Hive
fix(infra): keep node-exporter alive under node DiskPressure
GitHub issue · Closed
Draft — the prevention fix for the deploy-wedge hit during a production incident. Small + render-validated.
What
Sets priorityClassName: system-node-critical on the node-exporter DaemonSet (via k8s-monitoring.telemetryServices.node-exporter.priorityClassName).
Why
node-exporter runs at default pod priority, so the kubelet evicts it under node-pressure (DiskPressure). Because node-exporter is a DaemonSet, the observability chart’s helm upgrade --wait blocks until every node has a Ready node-exporter Pod. So the failure chain is:
- One node hits
DiskPressure. - kubelet evicts that node’s (default-priority) node-exporter Pod, repeatedly.
- The
k8s-monitoring-node-exporterDaemonSet is stuck at N-1/N available. - The observability chart’s
helm --waittimes out. - The server deploy job depends on the observability install → every production deploy is blocked on a single bad node.
Not hypothetical — it happened: one wedged bare-metal node took down the entire prod deploy pipeline until the node was manually removed.

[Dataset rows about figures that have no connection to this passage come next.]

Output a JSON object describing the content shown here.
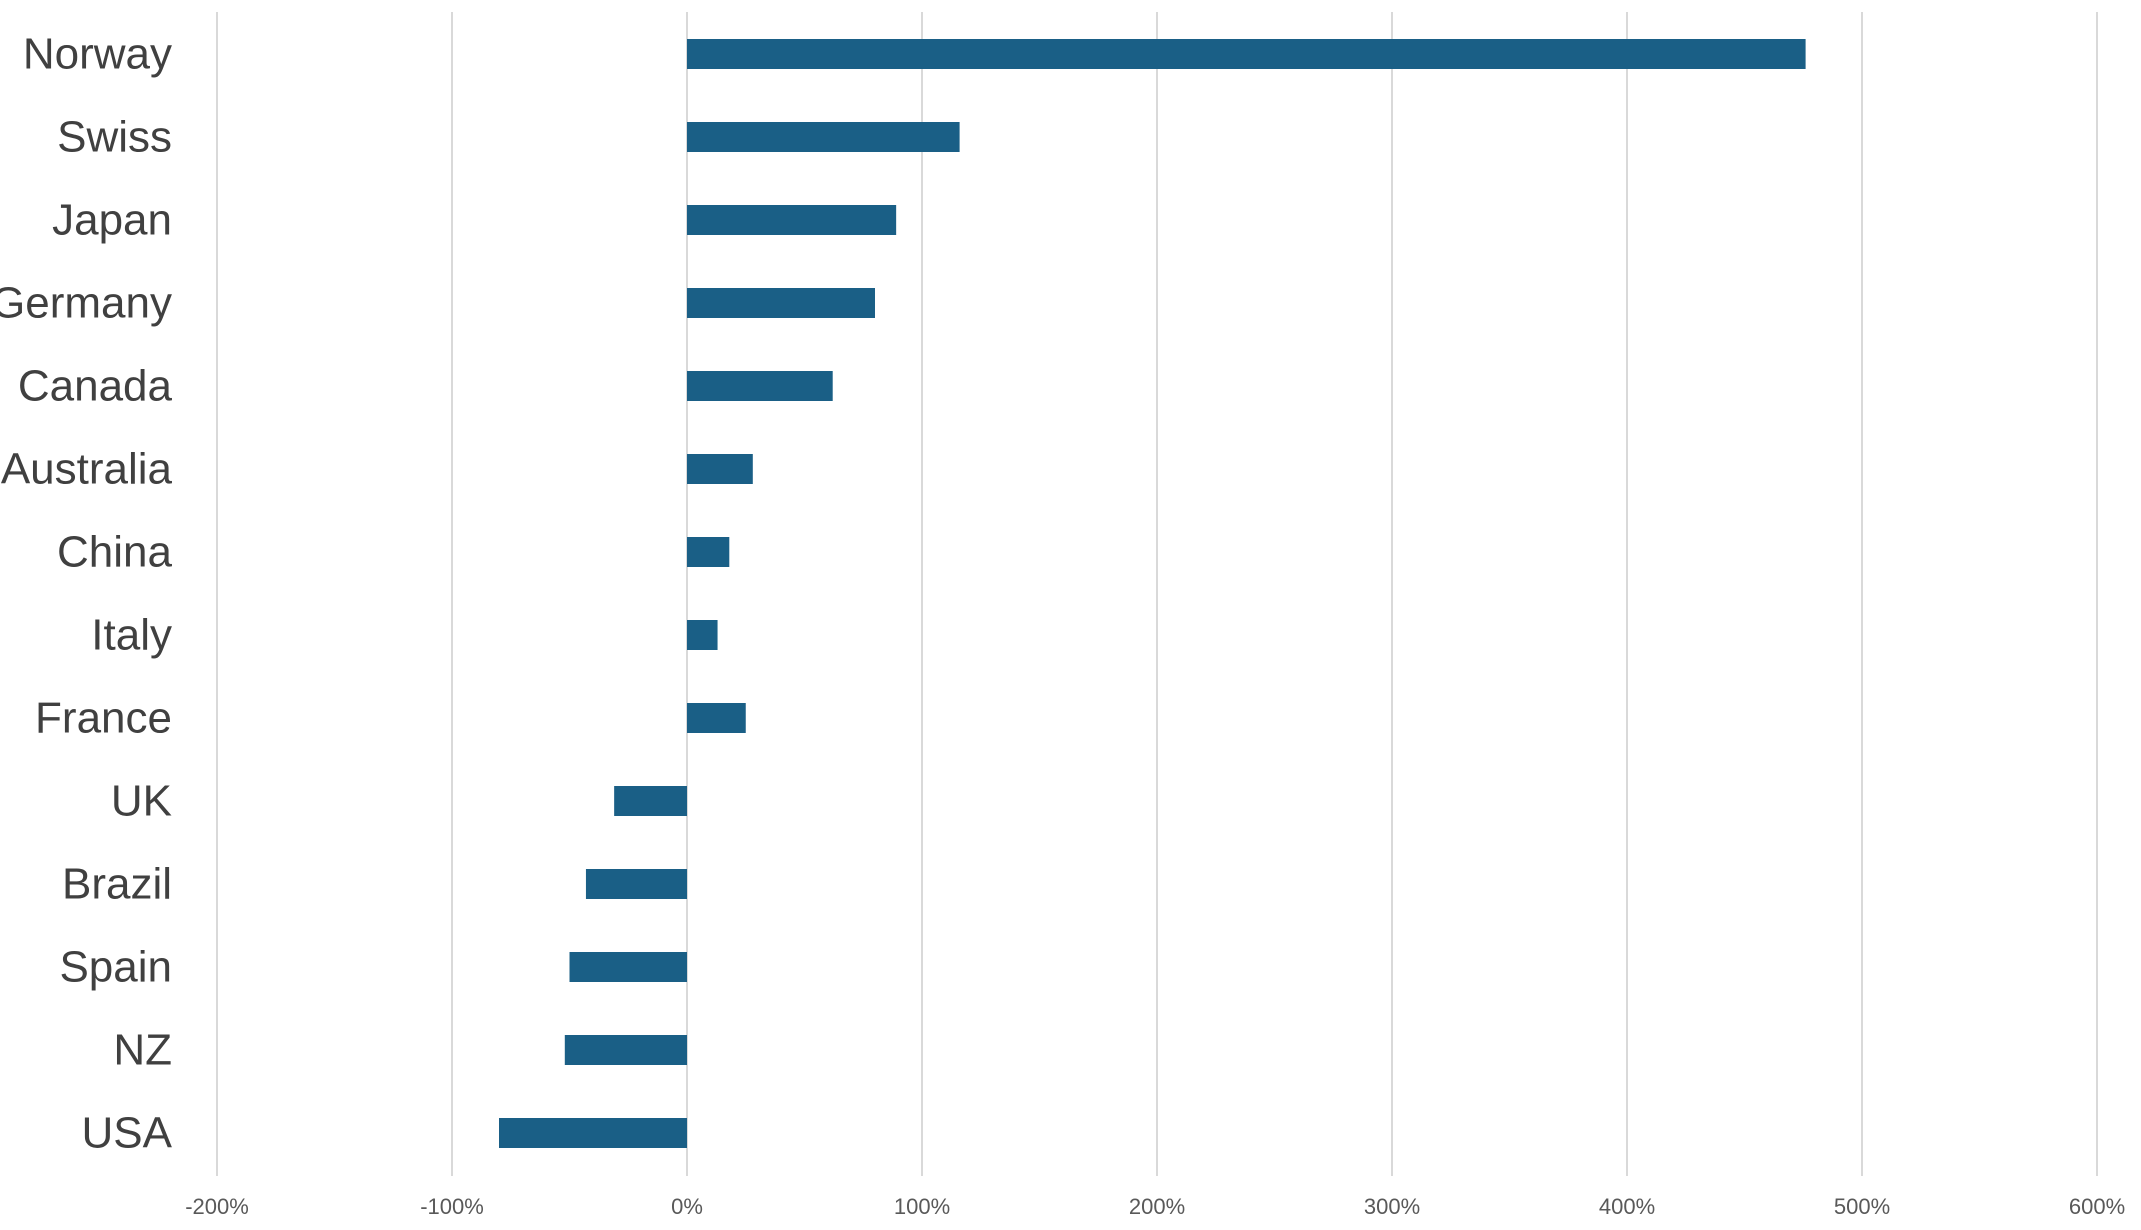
{
  "chart_data": {
    "type": "bar",
    "orientation": "horizontal",
    "categories": [
      "Norway",
      "Swiss",
      "Japan",
      "Germany",
      "Canada",
      "Australia",
      "China",
      "Italy",
      "France",
      "UK",
      "Brazil",
      "Spain",
      "NZ",
      "USA"
    ],
    "values": [
      476,
      116,
      89,
      80,
      62,
      28,
      18,
      13,
      25,
      -31,
      -43,
      -50,
      -52,
      -80
    ],
    "x_ticks": [
      -200,
      -100,
      0,
      100,
      200,
      300,
      400,
      500,
      600
    ],
    "x_tick_labels": [
      "-200%",
      "-100%",
      "0%",
      "100%",
      "200%",
      "300%",
      "400%",
      "500%",
      "600%"
    ],
    "xlim": [
      -200,
      600
    ],
    "unit": "%",
    "title": "",
    "xlabel": "",
    "ylabel": "",
    "grid": true,
    "legend": "none",
    "colors": {
      "bar": "#1a5f86",
      "grid": "#d9d9d9",
      "category_text": "#404040",
      "tick_text": "#595959"
    }
  }
}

system-node-critical pods are exempt from node-pressure eviction, so node-exporter keeps running — and keeps reporting metrics, which is exactly what you want when a node is unhealthy — instead of being the thing that gets reaped and wedges the pipeline. (It’s also what most monitoring charts default node-exporter to.)
Validation
The grafana/k8s-monitoring v4 chart buries node-exporter deep (telemetry-services → prometheus-node-exporter, aliased node-exporter), so the values key is non-obvious. Verified by rendering the actual wrapper chart:
$ helm template test infra/helm/k8s-monitoring -f values.yaml -f values-production.yaml | grep ...
found on node-exporter DS: priorityClassName: system-node-critical
- Renders correctly against both staging and production values.
helm lintclean.
Follow-up (not here)
- kura PVC disk-usage alerting (the disk-bloat that triggered the original incident) — separate change.
No GitHub comments yet.